There’s nothing like the NBA Finals to make you appreciate the incredible talent in takes to make it to the top of your game. LeBron James is back in the championship, as he seemingly always is. Back in 2009, King James’ high school years got the documentary treatment in “More Than a Game,” which is little more than hero worship that treats his pre-NBA time as mere prologue to a Hall of Fame career. (Before there was ESPN’s “30 for 30” series, we had to settle for highlight reels disguised as art like that.)
But James is the exception, not the rule. Many great basketball players thrive in high school and display tremendous potential for advancement with their talent. They don’t all make it. Josh and Benny Safdie’s “Lenny Cooke” tells such a story, the darker underbelly of basketball superstardom. For every LeBron James, there are ten Lenny Cookes he must step over on his way to the top.
The Safdie brothers inherit a good deal of footage from producer Adam Shopkorn, whose camera followed Cooke in his high school years in the early 2000s. This was the boom of high school imports into the NBA thanks to players like Tracy McGrady and Kobe Bryant. In 2001, Kwame Brown was the first player to go #1 in the NBA Draft without having played a minute of college basketball.
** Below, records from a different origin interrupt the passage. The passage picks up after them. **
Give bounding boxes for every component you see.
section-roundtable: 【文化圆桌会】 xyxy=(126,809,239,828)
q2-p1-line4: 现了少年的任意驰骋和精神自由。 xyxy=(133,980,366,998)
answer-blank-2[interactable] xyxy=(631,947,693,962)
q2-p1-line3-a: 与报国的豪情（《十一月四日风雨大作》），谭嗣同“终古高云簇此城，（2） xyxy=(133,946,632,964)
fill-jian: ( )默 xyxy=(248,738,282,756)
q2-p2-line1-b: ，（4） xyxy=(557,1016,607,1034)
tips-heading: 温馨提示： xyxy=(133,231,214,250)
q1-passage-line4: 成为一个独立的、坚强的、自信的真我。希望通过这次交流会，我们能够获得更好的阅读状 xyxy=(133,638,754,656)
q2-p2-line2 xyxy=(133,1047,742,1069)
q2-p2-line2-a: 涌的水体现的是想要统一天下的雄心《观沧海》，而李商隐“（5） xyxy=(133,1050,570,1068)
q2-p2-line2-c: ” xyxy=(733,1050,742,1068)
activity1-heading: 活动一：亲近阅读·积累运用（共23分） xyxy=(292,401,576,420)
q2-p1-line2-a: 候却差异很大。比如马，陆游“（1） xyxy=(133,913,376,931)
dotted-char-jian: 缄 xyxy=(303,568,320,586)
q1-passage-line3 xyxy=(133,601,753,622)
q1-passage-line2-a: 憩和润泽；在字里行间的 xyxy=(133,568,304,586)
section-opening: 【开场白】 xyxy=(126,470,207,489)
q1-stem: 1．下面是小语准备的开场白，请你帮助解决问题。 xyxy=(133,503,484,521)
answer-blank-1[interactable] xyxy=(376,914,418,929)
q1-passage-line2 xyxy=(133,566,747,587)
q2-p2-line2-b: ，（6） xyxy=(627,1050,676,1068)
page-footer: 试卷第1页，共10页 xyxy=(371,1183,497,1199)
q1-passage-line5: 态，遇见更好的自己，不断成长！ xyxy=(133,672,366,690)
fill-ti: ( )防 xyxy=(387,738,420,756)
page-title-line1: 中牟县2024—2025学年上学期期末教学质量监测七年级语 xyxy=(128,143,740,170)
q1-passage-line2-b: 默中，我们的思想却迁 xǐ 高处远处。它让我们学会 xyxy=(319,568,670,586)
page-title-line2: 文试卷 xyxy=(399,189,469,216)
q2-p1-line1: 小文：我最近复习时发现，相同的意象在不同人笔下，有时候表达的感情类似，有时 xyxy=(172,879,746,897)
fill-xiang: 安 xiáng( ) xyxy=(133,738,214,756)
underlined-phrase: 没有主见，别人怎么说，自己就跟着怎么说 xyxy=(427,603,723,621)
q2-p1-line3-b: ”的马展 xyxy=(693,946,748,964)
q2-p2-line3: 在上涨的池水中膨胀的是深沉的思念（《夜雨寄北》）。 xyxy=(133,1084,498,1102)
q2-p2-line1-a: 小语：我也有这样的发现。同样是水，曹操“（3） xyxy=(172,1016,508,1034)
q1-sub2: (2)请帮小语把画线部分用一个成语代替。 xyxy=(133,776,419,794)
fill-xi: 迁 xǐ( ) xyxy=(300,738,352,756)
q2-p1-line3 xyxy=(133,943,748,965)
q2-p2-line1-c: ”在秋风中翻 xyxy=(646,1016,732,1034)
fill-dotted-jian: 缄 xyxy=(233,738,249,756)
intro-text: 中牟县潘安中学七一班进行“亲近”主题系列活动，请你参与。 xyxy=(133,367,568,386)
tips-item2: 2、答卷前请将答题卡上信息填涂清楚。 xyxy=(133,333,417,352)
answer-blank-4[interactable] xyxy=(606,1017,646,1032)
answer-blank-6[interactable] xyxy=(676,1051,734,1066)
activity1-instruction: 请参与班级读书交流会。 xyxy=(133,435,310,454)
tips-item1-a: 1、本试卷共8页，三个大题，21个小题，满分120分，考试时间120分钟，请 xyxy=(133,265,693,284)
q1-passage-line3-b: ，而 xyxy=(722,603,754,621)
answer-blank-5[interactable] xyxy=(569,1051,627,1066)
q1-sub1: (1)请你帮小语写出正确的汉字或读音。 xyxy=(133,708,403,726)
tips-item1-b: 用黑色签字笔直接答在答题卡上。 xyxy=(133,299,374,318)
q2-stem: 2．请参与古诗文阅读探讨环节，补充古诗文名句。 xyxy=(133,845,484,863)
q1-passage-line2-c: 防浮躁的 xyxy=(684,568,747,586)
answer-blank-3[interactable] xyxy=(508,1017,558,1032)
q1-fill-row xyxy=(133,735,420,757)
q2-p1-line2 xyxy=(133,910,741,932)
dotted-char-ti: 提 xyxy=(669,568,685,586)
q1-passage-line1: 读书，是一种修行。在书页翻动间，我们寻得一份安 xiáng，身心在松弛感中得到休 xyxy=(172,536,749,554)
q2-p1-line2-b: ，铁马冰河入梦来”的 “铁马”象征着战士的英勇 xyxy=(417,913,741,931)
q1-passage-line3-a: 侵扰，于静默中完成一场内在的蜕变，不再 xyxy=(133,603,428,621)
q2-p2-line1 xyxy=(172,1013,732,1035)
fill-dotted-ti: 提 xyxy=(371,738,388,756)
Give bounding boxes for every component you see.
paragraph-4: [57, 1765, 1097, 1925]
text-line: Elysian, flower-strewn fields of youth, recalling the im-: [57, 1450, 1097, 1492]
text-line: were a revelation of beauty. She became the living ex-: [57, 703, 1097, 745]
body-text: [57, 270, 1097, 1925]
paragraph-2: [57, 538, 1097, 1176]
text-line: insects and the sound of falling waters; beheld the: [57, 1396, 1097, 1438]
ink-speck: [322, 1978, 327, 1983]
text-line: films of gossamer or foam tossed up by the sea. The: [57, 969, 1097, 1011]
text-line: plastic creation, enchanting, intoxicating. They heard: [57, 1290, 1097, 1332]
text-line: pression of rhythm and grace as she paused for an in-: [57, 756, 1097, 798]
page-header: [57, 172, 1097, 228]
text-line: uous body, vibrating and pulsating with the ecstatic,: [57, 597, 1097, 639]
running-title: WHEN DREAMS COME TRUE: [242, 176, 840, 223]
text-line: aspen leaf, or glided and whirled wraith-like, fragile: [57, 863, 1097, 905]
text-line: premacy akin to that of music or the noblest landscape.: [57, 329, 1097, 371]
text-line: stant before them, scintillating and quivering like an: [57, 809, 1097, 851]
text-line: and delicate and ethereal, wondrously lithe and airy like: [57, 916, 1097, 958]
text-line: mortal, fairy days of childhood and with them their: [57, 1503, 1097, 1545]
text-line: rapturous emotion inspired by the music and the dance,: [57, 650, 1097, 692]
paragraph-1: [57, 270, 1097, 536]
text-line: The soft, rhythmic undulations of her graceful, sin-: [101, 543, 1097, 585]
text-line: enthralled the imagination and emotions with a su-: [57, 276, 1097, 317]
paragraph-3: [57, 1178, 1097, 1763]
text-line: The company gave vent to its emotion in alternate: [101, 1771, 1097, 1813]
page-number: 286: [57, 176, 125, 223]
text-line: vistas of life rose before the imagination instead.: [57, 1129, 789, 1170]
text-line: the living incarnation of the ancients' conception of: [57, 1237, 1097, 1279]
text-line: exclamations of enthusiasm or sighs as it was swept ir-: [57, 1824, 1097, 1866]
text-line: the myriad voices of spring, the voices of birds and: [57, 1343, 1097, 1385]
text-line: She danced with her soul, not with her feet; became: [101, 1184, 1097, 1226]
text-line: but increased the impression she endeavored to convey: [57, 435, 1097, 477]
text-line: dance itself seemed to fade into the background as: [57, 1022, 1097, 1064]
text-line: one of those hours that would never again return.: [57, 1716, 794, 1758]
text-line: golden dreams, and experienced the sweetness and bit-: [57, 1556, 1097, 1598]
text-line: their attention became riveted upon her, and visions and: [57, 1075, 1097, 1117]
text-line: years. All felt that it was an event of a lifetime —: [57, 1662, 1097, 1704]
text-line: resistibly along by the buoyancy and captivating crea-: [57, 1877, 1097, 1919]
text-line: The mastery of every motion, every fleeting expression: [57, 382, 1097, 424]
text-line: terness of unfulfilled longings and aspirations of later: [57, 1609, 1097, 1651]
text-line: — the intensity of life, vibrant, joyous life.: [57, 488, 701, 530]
It seemed like the beginning of a new era, but little did Lenny Cooke know it was the apex of a trend that was about to come crashing down.
The Safdies find the tragedy inherent in the old footage, which is what elevates their documentary to “F.I.L.M. of the Week” territory. With scarcely any talking heads, they locate the intersection of hubristic decisions made presuming a straight shot to stardom and the unfortunate coincidence of timing. Were Cooke but a year older, he could likely have ridden Kwame Brown’s to a draft selection in 2001. Yet he came after Brown struggled for playing time, and high school phenomenons no longer received the same benefit of the doubt they once did. There’s no way Cooke could have known this, though footage shows countless instances of coaches and other authority figures exercise caution in presuming that millions of dollars inevitably await every upstart player.
What really pushes the film over the top is the final act, an abrupt cut into Cooke’s life in the 2010s after a short montage of his unspectacular career in B-leagues across the world. He’s gotten large in his post-basketball years (some of which is due to his new profession as a cook) and carries around the bitterness and regret of someone twice his age. The camera tracks him to an NBA game where he sees former competitors like Joachim Noah and Carmelo Anthony, and his jealousy only gets amplified by the lack of attention they pay him. Especially when Cooke goes on a profanity-laced tirade, it’s hard not to think of “Raging Bull.”